Aquí en Colungo es venerada desde hace muchos años y se le tiene una gran devoción. Los actos comenzaron pasadas las cuatro de la tarde prendiendo fuego a la gran hoguera que se hace en la plaza seguido del bandeo de campanas y disparo de cohetes. A continuación en la iglesia de San Esteban que lucía esplendorosa el nuevo suelo embaldosado se celebro la misa en honor a la virgen oficiada por el párroco local D. José María Cabrero a la que asistieron muchos vecinos, junto a las autoridades locales acompañadas por el presidente de la diputación y consejeros comarcales. Finalizada la eucaristía se bendijeron los panecillos y comenzó la procesión hasta la ermita de Santa Eulalia.

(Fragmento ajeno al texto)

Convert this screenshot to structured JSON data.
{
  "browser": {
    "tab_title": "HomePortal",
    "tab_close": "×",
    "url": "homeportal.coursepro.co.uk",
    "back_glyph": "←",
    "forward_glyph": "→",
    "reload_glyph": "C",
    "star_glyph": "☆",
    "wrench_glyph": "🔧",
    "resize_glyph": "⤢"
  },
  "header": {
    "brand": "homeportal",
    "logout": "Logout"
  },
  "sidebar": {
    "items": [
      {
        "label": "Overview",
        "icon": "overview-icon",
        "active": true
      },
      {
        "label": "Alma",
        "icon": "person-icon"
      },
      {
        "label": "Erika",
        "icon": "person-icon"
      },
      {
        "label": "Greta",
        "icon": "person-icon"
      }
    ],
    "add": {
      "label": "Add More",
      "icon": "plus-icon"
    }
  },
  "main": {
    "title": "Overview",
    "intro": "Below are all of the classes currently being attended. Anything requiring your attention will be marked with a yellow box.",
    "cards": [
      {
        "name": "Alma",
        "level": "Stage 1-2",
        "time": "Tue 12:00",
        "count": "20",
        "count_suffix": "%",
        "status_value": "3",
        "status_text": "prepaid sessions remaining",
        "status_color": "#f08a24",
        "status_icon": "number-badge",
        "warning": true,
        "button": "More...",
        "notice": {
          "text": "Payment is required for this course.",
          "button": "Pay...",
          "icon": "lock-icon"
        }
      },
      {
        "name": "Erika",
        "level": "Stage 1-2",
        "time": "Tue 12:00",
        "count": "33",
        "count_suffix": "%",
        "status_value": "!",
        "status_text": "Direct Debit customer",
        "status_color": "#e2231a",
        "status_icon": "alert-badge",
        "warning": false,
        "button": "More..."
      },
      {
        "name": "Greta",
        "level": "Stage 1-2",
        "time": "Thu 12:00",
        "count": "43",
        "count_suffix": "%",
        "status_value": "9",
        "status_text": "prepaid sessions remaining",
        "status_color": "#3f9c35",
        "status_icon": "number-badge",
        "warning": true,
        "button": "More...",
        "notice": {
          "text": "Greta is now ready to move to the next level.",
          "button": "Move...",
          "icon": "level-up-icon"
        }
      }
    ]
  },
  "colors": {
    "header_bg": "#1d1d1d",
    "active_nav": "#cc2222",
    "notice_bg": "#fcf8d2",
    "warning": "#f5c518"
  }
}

En la procesión se lleva a la virgen en la peana muy adornada con flores, además de la cruz procesional. En la procesión participo mucha gente y es que pese a que la festividad caía entre semana hubo una gran afluencia. Una vez que llegamos a la ermita, que se encuentra en el interior del cementerio, se canta el himno a Santa Eulalia, se trata de un canto muy bonito formado por cuatro estrofas y en el que se pide a la virgen que nos guarde y nos bendiga.
Después se volvió de nuevo hacia la iglesia, durante la procesión se fue rezando el rosario. Una vez en la iglesia acabo el rosario y a la salida tuvo lugar el tradicional reparto de los panecillos bendecidos junto con el jamón a todos los asistentes, acompañado de porrones de buen vino. El panecillo y el jamón se come al calor de la hoguera junto a toda la gente se disfruta de un gran ambiente de armonía y alegría y allí se está hasta que va anocheciendo y la gente va marchando. Y así finaliza este día muy especial para todos los de Colungo que sirve para honrar a nuestra patrona Santa Eulalia.